By Sharon Atieno
As the inaugural African wildlife economy concluded in Zimbabwe, the role of tourism in boosting African economies cannot be understated.
Both the New Partnership for Africa’s Development (Nepad) in its Tourism Action Plan, and the Gaborone Declaration for Sustainability in Africa, acknowledge tourism as a means to achieve sustainable employment, food security, sustainable energy, and to protect natural heritage.
Currently, tourism comprises 8.5 percent of Africa’s economy supporting 24 million jobs. Moreover, it is projected that, by 2030, the number of international tourists to Africa will rise from 62 million to 134 million people. This means more potential for revenue and job creation.
Nature-based tourism, enjoyment of nature and wildlife in protected areas, accounts for a significant amount of the economic contribution provided by the tourism industry in Africa with a 2015 UN World Tourism Organisation survey disclosing that four in every five tourists buying holidays to Africa came for wildlife-watching.
In addition, a study conducted on the financial impact of nature-based tourism found that Africa’s 8,400 Protected Areas are generating USD 48 billion in direct in-country expenditure. This is a clear demonstration of the financial opportunity available to African governments if they invest in nature-based tourism.
Despite this, a recent working paper by Space for Giants reveals that while Africa’s unique diversity of wildlife and habitat has the potential to radically transform the continent’s economy; this exceptional asset is being rapidly degraded.
“Habitat loss, overexploitation of natural resources, fragmentation or isolation due to human activity, including logging, agriculture and hunting, increasingly threaten Protected Areas,” the paper, Building a Wildlife Economy: Developing Nature-Based Tourism in African State Protected Areas, reads.
In addition, other studies indicate that Africa’s Protected Area Network is underfunded by up to ten times the required level.
Many governments have cut back protection and as a result many species of African large land mammals face extinction as their populations decline and their geographic ranges collapse due to activities such as hunting, poaching and encroachment.
It is estimated that there are about 350 000 elephants in Africa, but 10-15 000 are killed each year by poachers.

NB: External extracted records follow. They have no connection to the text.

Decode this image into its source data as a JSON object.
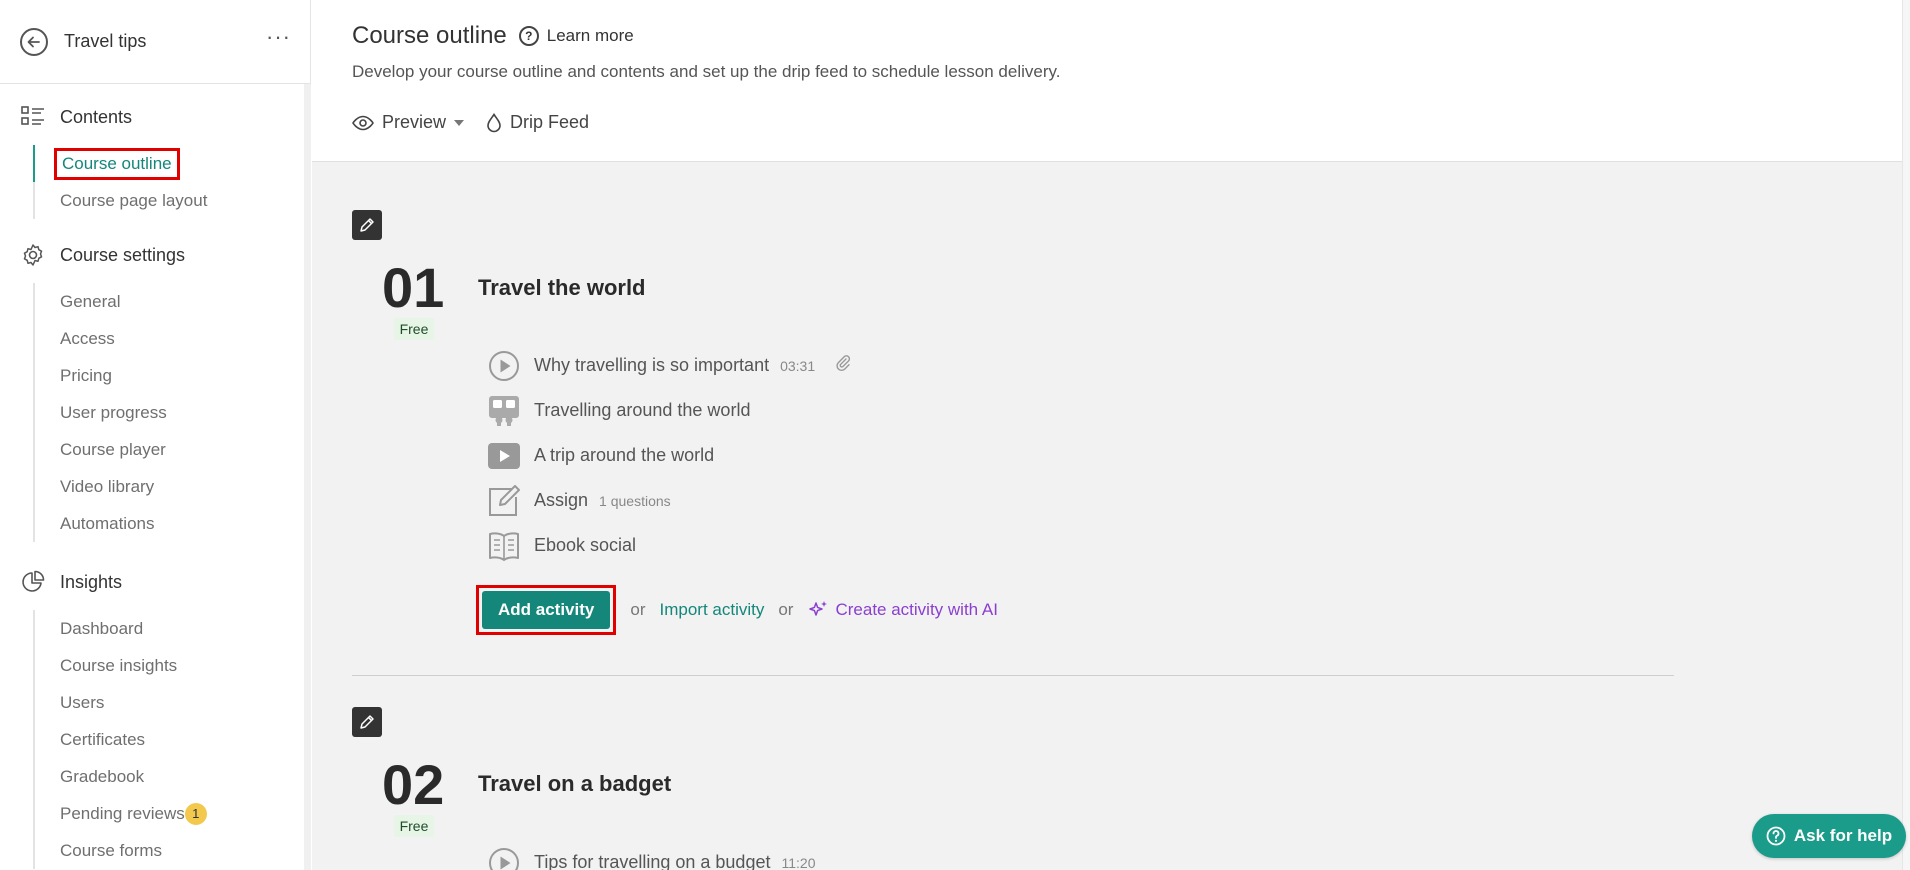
{
  "sidebar": {
    "course_title": "Travel tips",
    "sections": [
      {
        "title": "Contents",
        "icon": "list-icon",
        "items": [
          {
            "label": "Course outline",
            "active": true
          },
          {
            "label": "Course page layout"
          }
        ]
      },
      {
        "title": "Course settings",
        "icon": "gear-icon",
        "items": [
          {
            "label": "General"
          },
          {
            "label": "Access"
          },
          {
            "label": "Pricing"
          },
          {
            "label": "User progress"
          },
          {
            "label": "Course player"
          },
          {
            "label": "Video library"
          },
          {
            "label": "Automations"
          }
        ]
      },
      {
        "title": "Insights",
        "icon": "pie-chart-icon",
        "items": [
          {
            "label": "Dashboard"
          },
          {
            "label": "Course insights"
          },
          {
            "label": "Users"
          },
          {
            "label": "Certificates"
          },
          {
            "label": "Gradebook"
          },
          {
            "label": "Pending reviews",
            "badge": "1"
          },
          {
            "label": "Course forms"
          }
        ]
      }
    ]
  },
  "header": {
    "title": "Course outline",
    "learn_more": "Learn more",
    "subtitle": "Develop your course outline and contents and set up the drip feed to schedule lesson delivery.",
    "preview_label": "Preview",
    "drip_label": "Drip Feed"
  },
  "modules": [
    {
      "number": "01",
      "badge": "Free",
      "title": "Travel the world",
      "lessons": [
        {
          "icon": "play-circle-icon",
          "title": "Why travelling is so important",
          "meta": "03:31",
          "attachment": true
        },
        {
          "icon": "presentation-icon",
          "title": "Travelling around the world",
          "meta": ""
        },
        {
          "icon": "video-icon",
          "title": "A trip around the world",
          "meta": ""
        },
        {
          "icon": "edit-note-icon",
          "title": "Assign",
          "meta": "1 questions"
        },
        {
          "icon": "ebook-icon",
          "title": "Ebook social",
          "meta": ""
        }
      ],
      "actions": {
        "add": "Add activity",
        "or": "or",
        "import": "Import activity",
        "ai": "Create activity with AI"
      }
    },
    {
      "number": "02",
      "badge": "Free",
      "title": "Travel on a badget",
      "lessons": [
        {
          "icon": "play-circle-icon",
          "title": "Tips for travelling on a budget",
          "meta": "11:20"
        }
      ]
    }
  ],
  "help_button": "Ask for help",
  "colors": {
    "accent": "#14877a",
    "ai": "#8a3fd1",
    "highlight": "#e00000",
    "badge": "#f2c94c"
  }
}
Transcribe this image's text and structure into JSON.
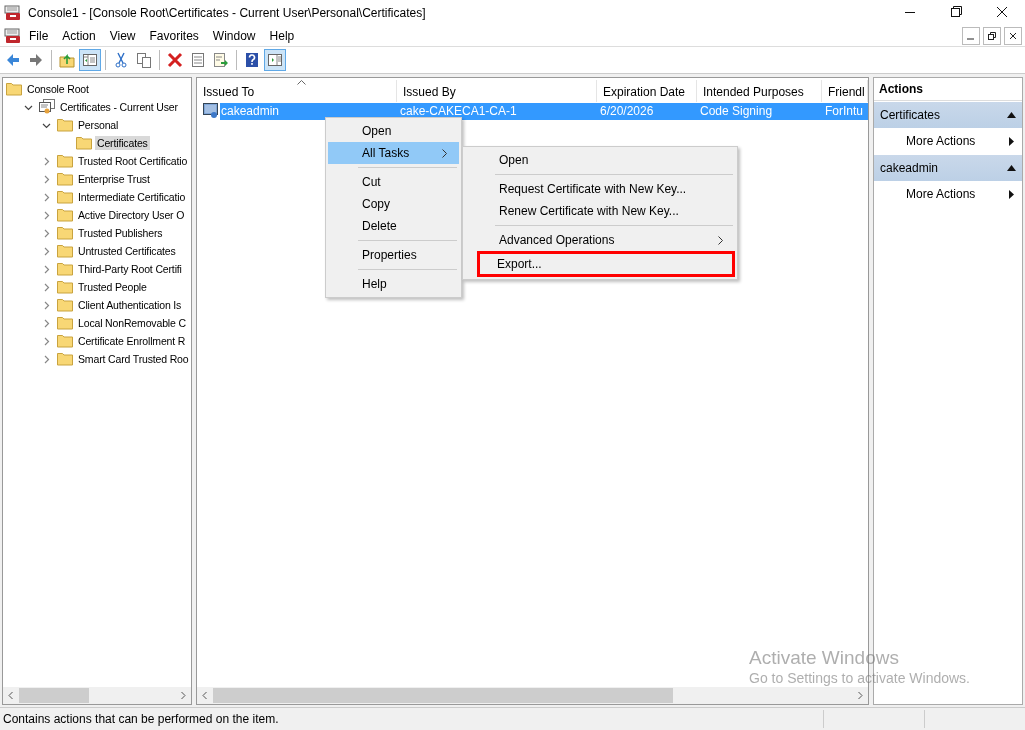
{
  "window": {
    "title": "Console1 - [Console Root\\Certificates - Current User\\Personal\\Certificates]"
  },
  "menu_bar": [
    "File",
    "Action",
    "View",
    "Favorites",
    "Window",
    "Help"
  ],
  "toolbar": [
    {
      "kind": "back",
      "pressed": false
    },
    {
      "kind": "forward",
      "pressed": false
    },
    {
      "kind": "separator"
    },
    {
      "kind": "up",
      "pressed": false
    },
    {
      "kind": "tree",
      "pressed": true
    },
    {
      "kind": "separator"
    },
    {
      "kind": "cut",
      "pressed": false
    },
    {
      "kind": "copy",
      "pressed": false
    },
    {
      "kind": "separator"
    },
    {
      "kind": "delete",
      "pressed": false
    },
    {
      "kind": "properties",
      "pressed": false
    },
    {
      "kind": "export",
      "pressed": false
    },
    {
      "kind": "separator"
    },
    {
      "kind": "help",
      "pressed": false
    },
    {
      "kind": "actionpane",
      "pressed": true
    }
  ],
  "tree": [
    {
      "label": "Console Root",
      "kind": "folder",
      "selected": false,
      "children": [
        {
          "label": "Certificates - Current User",
          "kind": "store",
          "expanded": true,
          "selected": false,
          "children": [
            {
              "label": "Personal",
              "kind": "folder",
              "expanded": true,
              "selected": false,
              "children": [
                {
                  "label": "Certificates",
                  "kind": "folder",
                  "selected": true
                }
              ]
            },
            {
              "label": "Trusted Root Certificatio",
              "kind": "folder",
              "expanded": false,
              "selected": false
            },
            {
              "label": "Enterprise Trust",
              "kind": "folder",
              "expanded": false,
              "selected": false
            },
            {
              "label": "Intermediate Certificatio",
              "kind": "folder",
              "expanded": false,
              "selected": false
            },
            {
              "label": "Active Directory User O",
              "kind": "folder",
              "expanded": false,
              "selected": false
            },
            {
              "label": "Trusted Publishers",
              "kind": "folder",
              "expanded": false,
              "selected": false
            },
            {
              "label": "Untrusted Certificates",
              "kind": "folder",
              "expanded": false,
              "selected": false
            },
            {
              "label": "Third-Party Root Certifi",
              "kind": "folder",
              "expanded": false,
              "selected": false
            },
            {
              "label": "Trusted People",
              "kind": "folder",
              "expanded": false,
              "selected": false
            },
            {
              "label": "Client Authentication Is",
              "kind": "folder",
              "expanded": false,
              "selected": false
            },
            {
              "label": "Local NonRemovable C",
              "kind": "folder",
              "expanded": false,
              "selected": false
            },
            {
              "label": "Certificate Enrollment R",
              "kind": "folder",
              "expanded": false,
              "selected": false
            },
            {
              "label": "Smart Card Trusted Roo",
              "kind": "folder",
              "expanded": false,
              "selected": false
            }
          ]
        }
      ]
    }
  ],
  "table": {
    "columns": [
      {
        "label": "Issued To",
        "sorted": true
      },
      {
        "label": "Issued By",
        "sorted": false
      },
      {
        "label": "Expiration Date",
        "sorted": false
      },
      {
        "label": "Intended Purposes",
        "sorted": false
      },
      {
        "label": "Friendl",
        "sorted": false
      }
    ],
    "rows": [
      {
        "cells": [
          "cakeadmin",
          "cake-CAKECA1-CA-1",
          "6/20/2026",
          "Code Signing",
          "ForIntu"
        ],
        "selected": true
      }
    ]
  },
  "context_menu": [
    {
      "kind": "item",
      "label": "Open",
      "submenu": false,
      "selected": false
    },
    {
      "kind": "item",
      "label": "All Tasks",
      "submenu": true,
      "selected": true
    },
    {
      "kind": "separator"
    },
    {
      "kind": "item",
      "label": "Cut",
      "submenu": false,
      "selected": false
    },
    {
      "kind": "item",
      "label": "Copy",
      "submenu": false,
      "selected": false
    },
    {
      "kind": "item",
      "label": "Delete",
      "submenu": false,
      "selected": false
    },
    {
      "kind": "separator"
    },
    {
      "kind": "item",
      "label": "Properties",
      "submenu": false,
      "selected": false
    },
    {
      "kind": "separator"
    },
    {
      "kind": "item",
      "label": "Help",
      "submenu": false,
      "selected": false
    }
  ],
  "submenu": [
    {
      "kind": "item",
      "label": "Open",
      "submenu": false,
      "highlighted": false
    },
    {
      "kind": "separator"
    },
    {
      "kind": "item",
      "label": "Request Certificate with New Key...",
      "submenu": false,
      "highlighted": false
    },
    {
      "kind": "item",
      "label": "Renew Certificate with New Key...",
      "submenu": false,
      "highlighted": false
    },
    {
      "kind": "separator"
    },
    {
      "kind": "item",
      "label": "Advanced Operations",
      "submenu": true,
      "highlighted": false
    },
    {
      "kind": "item",
      "label": "Export...",
      "submenu": false,
      "highlighted": true
    }
  ],
  "actions": {
    "title": "Actions",
    "sections": [
      {
        "header": "Certificates",
        "items": [
          "More Actions"
        ]
      },
      {
        "header": "cakeadmin",
        "items": [
          "More Actions"
        ]
      }
    ]
  },
  "activation_notice": {
    "title": "Activate Windows",
    "subtitle": "Go to Settings to activate Windows."
  },
  "status_bar": "Contains actions that can be performed on the item."
}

Increase in competition from other immediate social needs such as education and health; as well as government consideration of Protected Areas as environmental rather than economic assets are faulted for poor funding by African governments.
The Space for Giants working paper which was presented at the Africa Wildlife Economy Summit sets out a seven step pioneering toolkit that creates an enabling environment to attract investment into the sector while conserving environments and providing socio-economic benefits.
The first step involves coming up with a national protected area tourism plan through conducting market analysis and tourism development planning exercise. This will determine a strategy for marketing, development priorities, tourism circuits, infrastructure requirements and identify national capacity building and management needs.
This will be followed by a detailed plan at individual protected area level to determine all tourism development zones, product types, source markets, road networks, infrastructure and local capacity needs.
In the third step, the government should identify and analyze the commercial opportunities in each individual protected area taking into consideration: conservation driven capacities; site level features; concession scale and exclusivity; and market trends.
The fourth step involves identifying and selecting the best private sector commercial partners to develop available concessions in the individual protected areas. There should be correct balance which allows applicants to be judged by the same process and criteria, and a degree of flexibility that allows the tendering process to be adjusted within reason to suit circumstances.
Developing of concession contracts will be the fifth step. This will define how commercial tourism protected area concessions should be managed and how fee structure and benefit sharing will be applied.
The sixth step involves developing and maintaining a robust system for communication and mutual support between protected area management, relevant communities, and private sector tourism partners.
The last step entails designing and maintaining a consistent system to monitor and evaluate the performance and impact of nature tourism business in protected areas. This will inform future nature tourism marketing, capacity building and all aspects of support for private sector investors.
Using the Toolkit, models on several example protected areas in Africa predicted revenue increases of between four and eleven times within a decade. These areas include Pendjari National Park in Benin, North Luangwa National Park in Zambia and Rangelands Trust in Kenya.
Under the direction of President Yoweri Museveni, Uganda has embarked on a pilot conservation investment process guided by Space for Giants’ Giants Club initiative, using each of the steps in the Toolkit.
More than US$60 million of new investment in the country’s protected areas is expected to be unlocked when contracts are issued in the coming weeks for a series of new high-end lodges built by Africa’s leading tourism operators.
Other African nations can incorporate this toolkit into their plans, thus growing their nature-based tourism and boosting their economies.